月に一回ほどは棚卸だ、歓送迎会だといって遅い帰宅になる日があったが、今考えればこの時を利用して不倫していたのだと分かった。
「お父さんの夕飯どうしようかしら。困ったわ・・・。」
妻はそう言って困惑して見せた。瞬間、役者だなぁと思った。
「いいよ、いいよ。何か適当に外で食べるから、俺のことは気にするな。」
私がそう言うと妻は「ごめんなさいね。」と言いながら、夕飯を食卓に並べた。
するとその時、探偵から渡されたスマホが鳴った。
「もしもし、佐々木です。明日、奥様動かれるみたいですね。

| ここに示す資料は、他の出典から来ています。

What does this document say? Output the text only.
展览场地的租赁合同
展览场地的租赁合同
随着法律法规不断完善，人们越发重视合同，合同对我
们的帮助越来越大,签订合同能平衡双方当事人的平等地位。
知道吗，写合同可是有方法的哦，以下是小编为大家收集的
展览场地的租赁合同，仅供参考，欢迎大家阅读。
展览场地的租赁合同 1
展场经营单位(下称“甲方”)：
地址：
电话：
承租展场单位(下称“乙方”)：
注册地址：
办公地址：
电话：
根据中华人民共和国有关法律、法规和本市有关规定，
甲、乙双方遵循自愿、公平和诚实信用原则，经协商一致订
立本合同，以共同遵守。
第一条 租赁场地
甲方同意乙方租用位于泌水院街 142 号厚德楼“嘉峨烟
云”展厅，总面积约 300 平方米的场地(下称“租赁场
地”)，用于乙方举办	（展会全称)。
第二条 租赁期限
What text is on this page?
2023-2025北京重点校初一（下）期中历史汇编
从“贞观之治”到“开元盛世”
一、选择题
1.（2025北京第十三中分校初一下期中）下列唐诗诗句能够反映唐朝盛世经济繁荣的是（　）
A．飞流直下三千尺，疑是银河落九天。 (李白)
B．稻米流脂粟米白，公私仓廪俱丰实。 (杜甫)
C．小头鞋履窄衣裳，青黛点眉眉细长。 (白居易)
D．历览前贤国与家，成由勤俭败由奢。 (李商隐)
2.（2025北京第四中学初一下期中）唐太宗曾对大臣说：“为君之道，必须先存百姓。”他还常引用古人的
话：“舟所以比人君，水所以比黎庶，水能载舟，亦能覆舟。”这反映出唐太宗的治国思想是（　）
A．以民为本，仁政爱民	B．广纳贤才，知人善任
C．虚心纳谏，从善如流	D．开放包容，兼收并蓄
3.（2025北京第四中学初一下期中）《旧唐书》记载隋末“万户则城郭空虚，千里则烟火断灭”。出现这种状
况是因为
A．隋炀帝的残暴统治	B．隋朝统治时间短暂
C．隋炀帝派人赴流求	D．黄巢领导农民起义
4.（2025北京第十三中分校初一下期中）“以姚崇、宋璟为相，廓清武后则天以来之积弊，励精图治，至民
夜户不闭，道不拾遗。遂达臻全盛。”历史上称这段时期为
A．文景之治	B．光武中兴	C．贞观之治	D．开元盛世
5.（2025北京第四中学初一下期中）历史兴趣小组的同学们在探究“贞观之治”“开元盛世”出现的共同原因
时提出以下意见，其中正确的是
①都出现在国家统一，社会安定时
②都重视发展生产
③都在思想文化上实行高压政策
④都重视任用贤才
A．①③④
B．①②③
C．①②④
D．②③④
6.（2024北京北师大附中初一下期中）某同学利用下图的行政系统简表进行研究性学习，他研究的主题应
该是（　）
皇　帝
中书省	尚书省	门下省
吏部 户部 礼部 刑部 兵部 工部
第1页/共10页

」
まるで今の会話を盗聴しているような感じだった。
私は妻や娘の傍からサッと遠ざかり、声を殺して言った。
「盗聴しているのか?」
するとあっさりと「はい、そうですよ。そのスマホからね。」という答え。
「いいですか、奥様が入浴されるときがチャンスです。奥様のスマホにつないでデータ送り込んでくださいよ。」
探偵の念押しに私は「わかっております。」と妻に怪しまれないよな口調で答えた。
不倫を暴くというのは盗聴までして、家庭のプライバシーを裸にしなければならないことに私は忸怩たる思いだった。